The electricity utility has 350 billion rand of debt guarantees from the government, and would have used up 144.5 billion rand of that by the end of next month, according to the Treasury. The government is also considering converting a 60 billion-rand subordinated loan to Eskom into equity.
“Eskom still has borrowing capacity,” Nene said in an interview in Cape Town. “We want to repair their balance sheet, we want to make sure that there is certainty with regards to them being able to get cost-reflective tariffs, because it is there where their ability and capacity to raise funding lies.”
Eskom plans to invest 138 billion rand in the three years through March 2018 to address generation and distribution deficits that have led to rolling blackouts, according to the Treasury.
An electricity levy will be raised by 2 cents to 5.5 cents per kilowatt-hour to curb power demand, Nene said.
“It is a behavioral tax, not necessarily to raise funds,” he said. “It will be phased out when the energy crisis abates,” or when new carbon taxes are implemented next year, Nene said.
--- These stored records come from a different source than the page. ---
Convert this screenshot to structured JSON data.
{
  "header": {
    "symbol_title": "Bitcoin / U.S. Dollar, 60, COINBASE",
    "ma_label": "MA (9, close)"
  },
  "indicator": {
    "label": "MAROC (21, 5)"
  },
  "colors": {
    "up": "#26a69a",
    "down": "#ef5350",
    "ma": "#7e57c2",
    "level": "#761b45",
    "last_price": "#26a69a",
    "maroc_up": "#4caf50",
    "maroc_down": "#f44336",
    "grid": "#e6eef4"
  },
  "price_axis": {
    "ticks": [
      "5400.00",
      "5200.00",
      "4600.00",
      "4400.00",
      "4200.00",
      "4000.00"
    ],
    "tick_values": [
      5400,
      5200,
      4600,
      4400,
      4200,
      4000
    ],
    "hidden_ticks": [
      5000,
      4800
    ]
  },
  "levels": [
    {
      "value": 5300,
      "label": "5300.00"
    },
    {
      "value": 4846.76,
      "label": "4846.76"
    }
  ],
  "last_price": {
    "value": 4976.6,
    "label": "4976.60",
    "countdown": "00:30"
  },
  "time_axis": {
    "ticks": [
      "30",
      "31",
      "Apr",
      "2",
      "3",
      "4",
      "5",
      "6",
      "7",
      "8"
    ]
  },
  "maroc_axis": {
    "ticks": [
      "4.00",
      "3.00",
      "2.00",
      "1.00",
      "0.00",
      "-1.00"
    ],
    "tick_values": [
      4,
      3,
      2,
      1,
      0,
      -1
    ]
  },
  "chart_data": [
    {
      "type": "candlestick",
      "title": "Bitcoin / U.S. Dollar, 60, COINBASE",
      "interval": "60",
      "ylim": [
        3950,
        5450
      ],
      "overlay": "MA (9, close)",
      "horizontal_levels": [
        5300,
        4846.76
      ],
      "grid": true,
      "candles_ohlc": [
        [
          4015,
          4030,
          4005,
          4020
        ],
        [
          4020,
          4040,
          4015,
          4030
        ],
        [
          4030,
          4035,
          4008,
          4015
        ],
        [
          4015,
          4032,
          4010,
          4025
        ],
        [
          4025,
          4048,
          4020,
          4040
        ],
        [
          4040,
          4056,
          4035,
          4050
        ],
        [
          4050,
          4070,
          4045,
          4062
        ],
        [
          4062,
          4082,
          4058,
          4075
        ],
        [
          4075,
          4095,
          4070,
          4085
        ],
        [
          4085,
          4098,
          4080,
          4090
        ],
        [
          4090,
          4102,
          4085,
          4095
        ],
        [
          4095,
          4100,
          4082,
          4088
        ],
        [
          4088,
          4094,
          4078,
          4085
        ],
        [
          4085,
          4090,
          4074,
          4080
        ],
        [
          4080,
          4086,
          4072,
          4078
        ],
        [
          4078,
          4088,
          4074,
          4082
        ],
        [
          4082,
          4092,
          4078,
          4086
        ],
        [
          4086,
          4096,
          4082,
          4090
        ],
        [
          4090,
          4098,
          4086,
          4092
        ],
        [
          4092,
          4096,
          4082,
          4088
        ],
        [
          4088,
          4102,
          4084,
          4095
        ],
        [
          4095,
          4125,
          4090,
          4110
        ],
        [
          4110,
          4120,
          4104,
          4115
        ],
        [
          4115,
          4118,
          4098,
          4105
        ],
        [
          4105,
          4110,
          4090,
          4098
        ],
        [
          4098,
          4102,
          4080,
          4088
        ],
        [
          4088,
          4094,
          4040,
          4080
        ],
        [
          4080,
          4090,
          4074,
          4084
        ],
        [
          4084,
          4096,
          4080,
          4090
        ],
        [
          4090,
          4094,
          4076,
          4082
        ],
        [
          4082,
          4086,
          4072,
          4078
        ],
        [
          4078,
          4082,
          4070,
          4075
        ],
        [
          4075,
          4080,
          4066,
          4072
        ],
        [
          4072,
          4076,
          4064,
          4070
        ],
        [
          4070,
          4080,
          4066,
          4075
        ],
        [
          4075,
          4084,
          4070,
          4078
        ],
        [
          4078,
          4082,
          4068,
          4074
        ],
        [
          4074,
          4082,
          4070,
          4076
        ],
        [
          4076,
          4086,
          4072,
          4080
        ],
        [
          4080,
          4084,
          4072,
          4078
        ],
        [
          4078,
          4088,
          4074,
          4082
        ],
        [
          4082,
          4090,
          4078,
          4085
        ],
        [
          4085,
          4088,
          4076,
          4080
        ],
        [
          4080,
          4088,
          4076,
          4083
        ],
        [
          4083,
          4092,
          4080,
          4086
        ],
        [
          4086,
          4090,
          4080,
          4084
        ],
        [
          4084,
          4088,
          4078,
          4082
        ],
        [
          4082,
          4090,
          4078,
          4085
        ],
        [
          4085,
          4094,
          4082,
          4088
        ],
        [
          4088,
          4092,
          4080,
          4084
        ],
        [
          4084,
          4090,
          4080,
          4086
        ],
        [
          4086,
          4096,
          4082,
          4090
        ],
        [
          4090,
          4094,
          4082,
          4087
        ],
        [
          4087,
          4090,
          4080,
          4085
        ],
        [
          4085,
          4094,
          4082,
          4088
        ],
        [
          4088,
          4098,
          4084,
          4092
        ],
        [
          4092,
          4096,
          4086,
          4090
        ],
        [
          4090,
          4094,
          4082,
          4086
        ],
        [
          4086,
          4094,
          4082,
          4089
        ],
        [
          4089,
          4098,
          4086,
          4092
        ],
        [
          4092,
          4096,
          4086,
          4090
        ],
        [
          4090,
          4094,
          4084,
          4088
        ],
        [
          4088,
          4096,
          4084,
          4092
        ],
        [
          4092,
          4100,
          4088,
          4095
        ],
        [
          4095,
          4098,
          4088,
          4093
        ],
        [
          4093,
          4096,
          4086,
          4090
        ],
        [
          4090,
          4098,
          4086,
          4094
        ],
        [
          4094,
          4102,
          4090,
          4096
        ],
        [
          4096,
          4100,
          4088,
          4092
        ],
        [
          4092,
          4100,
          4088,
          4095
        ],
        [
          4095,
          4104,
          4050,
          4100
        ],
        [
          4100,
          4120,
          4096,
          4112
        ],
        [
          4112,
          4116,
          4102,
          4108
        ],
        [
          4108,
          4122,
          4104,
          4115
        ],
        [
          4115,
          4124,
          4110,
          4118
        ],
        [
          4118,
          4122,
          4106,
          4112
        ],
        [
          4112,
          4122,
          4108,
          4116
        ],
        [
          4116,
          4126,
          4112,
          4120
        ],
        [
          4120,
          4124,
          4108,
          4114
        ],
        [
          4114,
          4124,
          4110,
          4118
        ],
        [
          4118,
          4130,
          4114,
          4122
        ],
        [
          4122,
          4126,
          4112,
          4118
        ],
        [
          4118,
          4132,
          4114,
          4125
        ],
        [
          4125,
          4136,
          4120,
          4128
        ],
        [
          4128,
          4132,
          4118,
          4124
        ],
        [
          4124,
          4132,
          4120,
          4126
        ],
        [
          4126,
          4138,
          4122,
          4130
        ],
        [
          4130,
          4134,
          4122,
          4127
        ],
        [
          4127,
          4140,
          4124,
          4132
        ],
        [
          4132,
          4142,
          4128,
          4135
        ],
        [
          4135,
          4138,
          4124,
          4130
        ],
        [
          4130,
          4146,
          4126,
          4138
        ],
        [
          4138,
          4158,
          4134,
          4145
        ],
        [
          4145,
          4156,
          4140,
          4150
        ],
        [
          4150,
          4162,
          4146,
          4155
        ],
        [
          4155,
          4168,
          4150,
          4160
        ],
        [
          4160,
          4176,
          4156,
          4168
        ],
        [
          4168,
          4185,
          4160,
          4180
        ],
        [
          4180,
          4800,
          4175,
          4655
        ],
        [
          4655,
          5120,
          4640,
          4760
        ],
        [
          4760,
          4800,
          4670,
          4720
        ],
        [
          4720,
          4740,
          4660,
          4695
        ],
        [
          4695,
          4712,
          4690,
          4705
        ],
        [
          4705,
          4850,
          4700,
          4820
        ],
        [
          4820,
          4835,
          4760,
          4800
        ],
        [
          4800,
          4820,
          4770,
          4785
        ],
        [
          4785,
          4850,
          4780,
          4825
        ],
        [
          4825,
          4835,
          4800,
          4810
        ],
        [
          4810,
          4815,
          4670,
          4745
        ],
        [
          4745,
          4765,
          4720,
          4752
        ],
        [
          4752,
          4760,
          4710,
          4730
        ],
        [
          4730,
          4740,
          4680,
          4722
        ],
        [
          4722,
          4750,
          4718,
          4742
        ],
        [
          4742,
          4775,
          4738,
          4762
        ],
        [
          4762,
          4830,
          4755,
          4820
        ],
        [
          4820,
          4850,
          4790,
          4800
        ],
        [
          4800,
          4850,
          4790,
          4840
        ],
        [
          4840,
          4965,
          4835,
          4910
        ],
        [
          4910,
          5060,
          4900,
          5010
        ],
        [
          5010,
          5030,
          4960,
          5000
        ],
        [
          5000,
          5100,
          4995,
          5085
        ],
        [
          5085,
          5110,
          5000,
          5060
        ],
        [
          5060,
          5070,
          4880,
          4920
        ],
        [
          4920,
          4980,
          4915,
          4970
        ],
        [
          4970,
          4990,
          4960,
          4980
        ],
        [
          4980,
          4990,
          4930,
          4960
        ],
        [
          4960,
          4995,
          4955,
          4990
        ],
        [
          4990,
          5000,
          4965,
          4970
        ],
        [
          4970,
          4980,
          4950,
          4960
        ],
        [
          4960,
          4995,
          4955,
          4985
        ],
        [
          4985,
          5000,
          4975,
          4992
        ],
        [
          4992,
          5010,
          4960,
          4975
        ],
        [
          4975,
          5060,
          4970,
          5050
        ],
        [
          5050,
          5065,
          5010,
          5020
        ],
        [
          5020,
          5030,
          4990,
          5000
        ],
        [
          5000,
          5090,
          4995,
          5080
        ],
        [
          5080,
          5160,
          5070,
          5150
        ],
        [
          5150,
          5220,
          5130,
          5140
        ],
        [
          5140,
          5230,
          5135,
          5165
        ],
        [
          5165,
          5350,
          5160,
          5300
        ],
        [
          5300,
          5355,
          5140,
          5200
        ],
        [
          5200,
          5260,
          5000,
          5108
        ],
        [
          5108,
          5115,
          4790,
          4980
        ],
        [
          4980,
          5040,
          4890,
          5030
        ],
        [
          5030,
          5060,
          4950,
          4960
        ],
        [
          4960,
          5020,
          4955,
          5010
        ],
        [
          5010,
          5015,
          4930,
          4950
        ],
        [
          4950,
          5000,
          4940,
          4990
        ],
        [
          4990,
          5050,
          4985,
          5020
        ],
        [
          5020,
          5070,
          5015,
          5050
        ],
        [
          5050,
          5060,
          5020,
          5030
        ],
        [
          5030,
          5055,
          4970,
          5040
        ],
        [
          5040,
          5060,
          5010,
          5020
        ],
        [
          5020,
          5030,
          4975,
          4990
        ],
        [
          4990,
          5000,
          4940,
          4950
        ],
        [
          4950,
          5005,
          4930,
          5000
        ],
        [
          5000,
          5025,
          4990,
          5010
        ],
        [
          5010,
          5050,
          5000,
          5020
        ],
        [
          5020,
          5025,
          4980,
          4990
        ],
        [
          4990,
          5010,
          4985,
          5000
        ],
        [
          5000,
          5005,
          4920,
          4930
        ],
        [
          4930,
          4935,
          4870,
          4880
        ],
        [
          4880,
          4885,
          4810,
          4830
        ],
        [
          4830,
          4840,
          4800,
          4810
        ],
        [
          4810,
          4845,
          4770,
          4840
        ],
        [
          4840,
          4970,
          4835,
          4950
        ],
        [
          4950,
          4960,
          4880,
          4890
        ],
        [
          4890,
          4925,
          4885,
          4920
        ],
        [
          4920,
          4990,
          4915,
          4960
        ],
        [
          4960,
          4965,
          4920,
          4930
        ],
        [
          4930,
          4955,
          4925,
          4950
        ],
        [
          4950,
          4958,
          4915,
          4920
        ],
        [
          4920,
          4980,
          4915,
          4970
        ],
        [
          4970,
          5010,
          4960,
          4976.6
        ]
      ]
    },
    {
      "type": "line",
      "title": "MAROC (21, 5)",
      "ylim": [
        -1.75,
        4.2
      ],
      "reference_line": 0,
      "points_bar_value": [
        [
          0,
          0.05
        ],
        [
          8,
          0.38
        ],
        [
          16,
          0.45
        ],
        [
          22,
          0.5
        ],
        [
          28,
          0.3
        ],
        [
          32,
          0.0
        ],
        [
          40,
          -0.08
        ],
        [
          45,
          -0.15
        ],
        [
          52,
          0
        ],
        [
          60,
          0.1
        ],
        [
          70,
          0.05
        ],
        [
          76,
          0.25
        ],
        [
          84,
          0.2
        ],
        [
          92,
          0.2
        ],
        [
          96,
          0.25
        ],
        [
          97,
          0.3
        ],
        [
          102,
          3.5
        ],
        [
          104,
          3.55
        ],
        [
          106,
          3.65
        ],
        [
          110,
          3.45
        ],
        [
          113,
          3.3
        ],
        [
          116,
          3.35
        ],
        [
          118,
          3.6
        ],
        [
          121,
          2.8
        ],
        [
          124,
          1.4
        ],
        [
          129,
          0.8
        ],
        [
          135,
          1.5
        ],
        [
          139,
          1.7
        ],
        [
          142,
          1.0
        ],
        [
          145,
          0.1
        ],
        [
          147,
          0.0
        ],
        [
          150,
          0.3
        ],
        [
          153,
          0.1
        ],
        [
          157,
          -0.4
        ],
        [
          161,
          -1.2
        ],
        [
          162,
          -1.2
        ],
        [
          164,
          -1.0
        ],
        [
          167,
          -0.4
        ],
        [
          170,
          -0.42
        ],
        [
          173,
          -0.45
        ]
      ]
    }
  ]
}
Measures to increase supply include purchasing as much as 2,500 megawatts of coal-generated power from independent producers and 3,136 megawatts from gas-fired plants from 2020, the National Treasury said in the budget review. The government also plans to import 2,609 megawatts of hydropower and buy 1,100 additional megawatts of renewable energy from independent producers locally.
“Government has also initiated discussions with several potential partner countries to explore nuclear power production,” the Treasury said. “Like any substantial long-term investments of this magnitude, proposals would be subject to rigorous feasibility, affordability and environmental-impact assessments.”